Re: LGBTQQAILOLWTF?!

Postby clouded_perception » Wed Mar 04, 2009 11:33 pm

I just refer to them as "queer groups", or "nonhetero sexuality groups". Unfortunately the former can be seen as derogatory by people who don't like the term "queer" and the latter doesn't include things like transgender people.

Clarity
New Member
Posts: 29
Joined: Wed Aug 19, 2009 8:29 am

Re: LGBTQQAILOLWTF?!

Postby Clarity » Fri Aug 21, 2009 10:10 am

My school's GSA is called "Alphabet Soup!!"--the acronym is LGBTTQQIAPPTSS, or random variants that occur when people try to repeat it from memory. The A is for asexuality, though.

I love the QuEST (Questioning Established Sexual Taboos) acronym, though. I wish my group had been so clever!

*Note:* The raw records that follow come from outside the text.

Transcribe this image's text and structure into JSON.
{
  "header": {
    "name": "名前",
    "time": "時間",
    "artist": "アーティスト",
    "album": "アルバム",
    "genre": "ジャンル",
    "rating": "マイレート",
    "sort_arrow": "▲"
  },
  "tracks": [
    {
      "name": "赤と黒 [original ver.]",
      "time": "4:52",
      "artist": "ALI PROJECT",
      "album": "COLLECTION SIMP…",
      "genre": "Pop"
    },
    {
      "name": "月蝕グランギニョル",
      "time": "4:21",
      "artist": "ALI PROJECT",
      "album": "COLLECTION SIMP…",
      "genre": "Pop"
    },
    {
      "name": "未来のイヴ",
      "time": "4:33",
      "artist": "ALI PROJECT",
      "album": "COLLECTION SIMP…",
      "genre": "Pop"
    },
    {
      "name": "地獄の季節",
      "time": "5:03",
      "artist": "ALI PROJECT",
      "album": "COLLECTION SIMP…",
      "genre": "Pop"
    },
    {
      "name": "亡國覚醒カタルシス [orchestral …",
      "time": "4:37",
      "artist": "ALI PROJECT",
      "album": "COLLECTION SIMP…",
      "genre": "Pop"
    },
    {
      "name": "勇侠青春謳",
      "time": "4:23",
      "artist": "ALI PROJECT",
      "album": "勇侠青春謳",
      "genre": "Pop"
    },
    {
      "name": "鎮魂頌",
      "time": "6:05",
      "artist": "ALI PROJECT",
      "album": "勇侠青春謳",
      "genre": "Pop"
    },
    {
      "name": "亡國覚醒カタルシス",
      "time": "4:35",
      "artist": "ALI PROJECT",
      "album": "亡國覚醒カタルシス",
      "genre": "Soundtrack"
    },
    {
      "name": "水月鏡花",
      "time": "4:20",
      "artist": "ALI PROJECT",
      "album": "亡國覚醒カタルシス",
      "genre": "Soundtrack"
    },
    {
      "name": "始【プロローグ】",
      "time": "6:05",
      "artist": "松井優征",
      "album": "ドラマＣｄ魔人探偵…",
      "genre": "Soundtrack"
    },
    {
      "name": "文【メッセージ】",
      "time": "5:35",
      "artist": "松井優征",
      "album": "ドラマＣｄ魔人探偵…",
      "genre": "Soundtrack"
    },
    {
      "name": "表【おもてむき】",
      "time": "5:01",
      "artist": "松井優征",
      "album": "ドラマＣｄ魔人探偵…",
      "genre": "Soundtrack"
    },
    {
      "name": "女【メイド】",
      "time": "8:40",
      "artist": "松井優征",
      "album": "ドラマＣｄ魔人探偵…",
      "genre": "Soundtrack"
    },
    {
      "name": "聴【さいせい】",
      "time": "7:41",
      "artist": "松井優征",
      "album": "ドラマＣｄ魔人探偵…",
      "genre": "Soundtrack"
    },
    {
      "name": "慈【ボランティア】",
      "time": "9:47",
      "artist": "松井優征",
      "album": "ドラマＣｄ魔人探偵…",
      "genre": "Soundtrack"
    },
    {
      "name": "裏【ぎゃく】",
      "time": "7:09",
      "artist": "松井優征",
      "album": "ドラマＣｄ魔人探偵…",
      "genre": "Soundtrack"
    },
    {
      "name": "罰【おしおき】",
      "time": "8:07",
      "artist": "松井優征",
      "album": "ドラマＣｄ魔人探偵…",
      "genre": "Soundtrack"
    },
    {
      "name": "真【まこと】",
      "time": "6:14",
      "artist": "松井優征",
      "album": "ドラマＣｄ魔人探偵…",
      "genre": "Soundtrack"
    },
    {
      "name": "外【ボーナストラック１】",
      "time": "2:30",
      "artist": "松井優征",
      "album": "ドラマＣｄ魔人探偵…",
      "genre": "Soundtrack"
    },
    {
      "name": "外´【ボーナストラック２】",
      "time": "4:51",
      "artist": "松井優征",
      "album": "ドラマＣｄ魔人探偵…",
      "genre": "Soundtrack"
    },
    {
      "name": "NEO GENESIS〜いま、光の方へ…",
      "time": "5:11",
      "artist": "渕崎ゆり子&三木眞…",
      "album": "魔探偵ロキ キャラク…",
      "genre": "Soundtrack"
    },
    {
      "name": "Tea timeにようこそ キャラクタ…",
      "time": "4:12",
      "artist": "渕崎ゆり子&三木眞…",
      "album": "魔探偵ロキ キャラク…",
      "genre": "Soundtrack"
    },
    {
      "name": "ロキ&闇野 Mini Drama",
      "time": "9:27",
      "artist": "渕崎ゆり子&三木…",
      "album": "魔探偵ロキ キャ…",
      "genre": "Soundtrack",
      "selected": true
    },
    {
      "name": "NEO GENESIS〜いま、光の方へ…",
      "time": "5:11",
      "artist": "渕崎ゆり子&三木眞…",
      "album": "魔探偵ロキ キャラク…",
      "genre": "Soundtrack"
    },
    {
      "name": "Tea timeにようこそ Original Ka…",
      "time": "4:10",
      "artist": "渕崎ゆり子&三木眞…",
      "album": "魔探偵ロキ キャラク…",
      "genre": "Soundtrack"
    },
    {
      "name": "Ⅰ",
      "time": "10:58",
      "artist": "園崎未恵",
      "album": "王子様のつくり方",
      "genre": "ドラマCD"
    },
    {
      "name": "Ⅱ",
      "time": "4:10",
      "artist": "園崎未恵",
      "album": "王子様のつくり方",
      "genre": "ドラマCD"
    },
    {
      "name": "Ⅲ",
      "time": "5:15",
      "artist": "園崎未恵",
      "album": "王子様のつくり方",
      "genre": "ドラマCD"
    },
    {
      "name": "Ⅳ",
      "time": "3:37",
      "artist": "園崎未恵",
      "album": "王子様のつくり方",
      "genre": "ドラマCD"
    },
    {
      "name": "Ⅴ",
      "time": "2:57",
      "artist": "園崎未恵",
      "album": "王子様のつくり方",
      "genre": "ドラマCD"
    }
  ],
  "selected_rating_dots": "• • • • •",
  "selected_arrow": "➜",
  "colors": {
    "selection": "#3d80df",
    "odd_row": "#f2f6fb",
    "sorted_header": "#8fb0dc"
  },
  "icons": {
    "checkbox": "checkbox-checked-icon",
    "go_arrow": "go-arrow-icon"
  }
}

The right to gender self-determination is a sexually-related thing, because it's sexism that prevents it, that says that someone else can evaluate your biological sex and then assign you to a gender that goes along with it. Polyamory and BDSM and so on are sexually-related because they're about sexual freedom--and different relationship structures. I think everyone crammed into the coalition has some similarities with at least some of the main goals of the coalition, but it is rather disorganized.

I think I would rather talk about sexual and gender variants (and variations) than about any specific category, really.
</serial necro>

disjointed

Re: LGBTQQAILOLWTF?!

Postby disjointed » Mon Feb 08, 2010 12:07 pm

This.....LGBTTQQIAPPTSS...reminds me that it's not only us dislexics who have trouble with words

User avatar
Heligan
New Member
Posts: 15
Joined: Tue Apr 15, 2008 12:23 pm

Re: LGBTQQAILOLWTF?!

Postby Heligan » Wed Feb 10, 2010 12:00 am

Liking QuEST too.
"We only half live when we only half think." Voltaire (1694-1778)
‘Life has no meaning a priori … It is up to you to give it a meaning, and value is nothing but the meaning that you choose.’ Jean-Paul Sartre

disjointed

Re: LGBTQQAILOLWTF?!

Postby disjointed » Fri Apr 09, 2010 8:49 am

i do think it would be easierjust to call the organisation...rainbow

Isaac
Established Member
Posts: 52
Joined: Sun Jan 18, 2009 7:44 am

Re: LGBTQQAILOLWTF?!

Postby Isaac » Thu Jul 08, 2010 8:49 am

I like QuEST too, but it only works in English. Rainbow would work in any language and be a sound name for such an organization. Indeed, I heard informally calling "the rainbow house" to the place where the queers meeted up.